TAMPA — Some two dozen Florida school superintendents and union chiefs gathered Wednesday to find common ground in the contentious debate over improving the state's education system.
Hillsborough County officials, who organized the conference, said districts shouldn't leave the job to state legislators.
"We can't sit back and watch what comes down the road from Washington and Tallahassee," said superintendent MaryEllen Elia. "We have to lead the way."
Of Florida's 67 districts, half planned to send at least two representatives to the conference — one from labor, one from management — which was funded with a grant from the Bill & Melinda Gates Foundation.
The meeting comes nearly a year after Florida legislators tried to mandate aggressive changes, including merit pay for teachers and the abolishment of tenure for new teachers. Then-Gov. Charlie Crist vetoed that effort, but Gov. Rick Scott has said he would sign a similar bill.
Jean Clements, president of the Hillsborough teachers union, said the meeting offers a response to Scott's call for teachers and unions to "come up with a plan" of their own.
"And I wish he were here to see it," she said, referring to Scott, who declined an invitation to speak. "I was so looking forward to spending time with him. I want to meet him."
Randi Weingarten, national president of the American Federation of Teachers, said conflict has been the norm lately in discussions about how to fix public schools.
"There's always someone on the sideline yelling, 'Fight, fight, fight!' " she said in a keynote address. "But it doesn't work in schools."
Hillsborough officials pointed with pride to the decades of labor-management collaboration that helped them land a $100 million Gates Foundation grant last year to overhaul their teacher evaluation and support systems.
But others in the crowd said Hillsborough's reforms didn't look so easy to copy.
Hernando County superintendent Bryan Blavatt wondered how Elia's district has maintained unity. He recalled efforts in other states where union partners recanted after tough changes kicked in, saying they "didn't really want it."
Elia said a unified response is critical. When complaints spring up at a school, both the district and union must show up together to put out the fire.
"It has to be something where you're in the same room together, and people can see that you're together on it," she added.
In other districts such as Broward County, the conversation has often come down to a far simpler issue: money. And with budgets tight during the recession, it has sometimes gotten ugly.
"We've done a pretty good job of beating each other up," said Pat Santeramo, president of the Broward teachers union. "We're at subzero right now."
Around 1,300 of his teachers were laid off in the spring as the district grappled with the loss of tax revenue.
While many were later rehired, Santeramo said the issues being discussed at the Hillsborough conference, such as performance pay and peer mentoring, seem pretty remote by comparison. Still, he said it makes sense for districts to come up with a solution, rather than have one imposed by the Legislature.

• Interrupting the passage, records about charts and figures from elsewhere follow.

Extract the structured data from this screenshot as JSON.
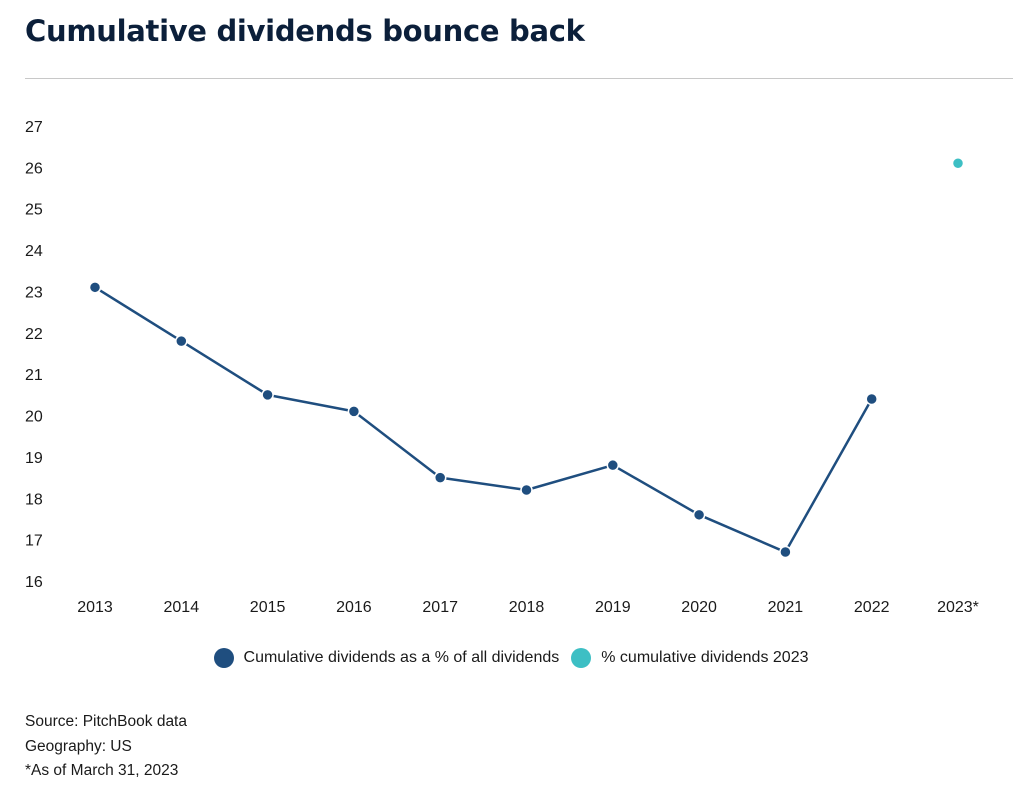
{
  "header": {
    "title": "Cumulative dividends bounce back"
  },
  "colors": {
    "series_main": "#1f4e7f",
    "series_2023": "#3dbfc4",
    "divider": "#c8c8c8"
  },
  "chart_data": {
    "type": "line",
    "title": "Cumulative dividends bounce back",
    "xlabel": "",
    "ylabel": "",
    "ylim": [
      16,
      27
    ],
    "yticks": [
      16,
      17,
      18,
      19,
      20,
      21,
      22,
      23,
      24,
      25,
      26,
      27
    ],
    "categories": [
      "2013",
      "2014",
      "2015",
      "2016",
      "2017",
      "2018",
      "2019",
      "2020",
      "2021",
      "2022",
      "2023*"
    ],
    "series": [
      {
        "name": "Cumulative dividends as a % of all dividends",
        "color": "#1f4e7f",
        "values": [
          23.1,
          21.8,
          20.5,
          20.1,
          18.5,
          18.2,
          18.8,
          17.6,
          16.7,
          20.4,
          null
        ]
      },
      {
        "name": "% cumulative dividends 2023",
        "color": "#3dbfc4",
        "values": [
          null,
          null,
          null,
          null,
          null,
          null,
          null,
          null,
          null,
          null,
          26.1
        ]
      }
    ],
    "grid": false,
    "legend_position": "bottom-center"
  },
  "footnotes": {
    "source": "Source: PitchBook data",
    "geography": "Geography: US",
    "asof": "*As of March 31, 2023"
  }
}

"I'm always willing to try," he added. "But we also need a willing partner on the other side. When you've been at war for three years, it's hard to stop."
"It's been tough," agreed his counterpart, Broward superintendent James Notter. "We've been two consecutive years at impasse, one declared by the union and one declared by the school district."
He said the conference offered an opportunity to "hear from the successful people," both in Hillsborough and nationally, and try to make a fresh start with his union.
"My commitment is to build that trust," Notter said.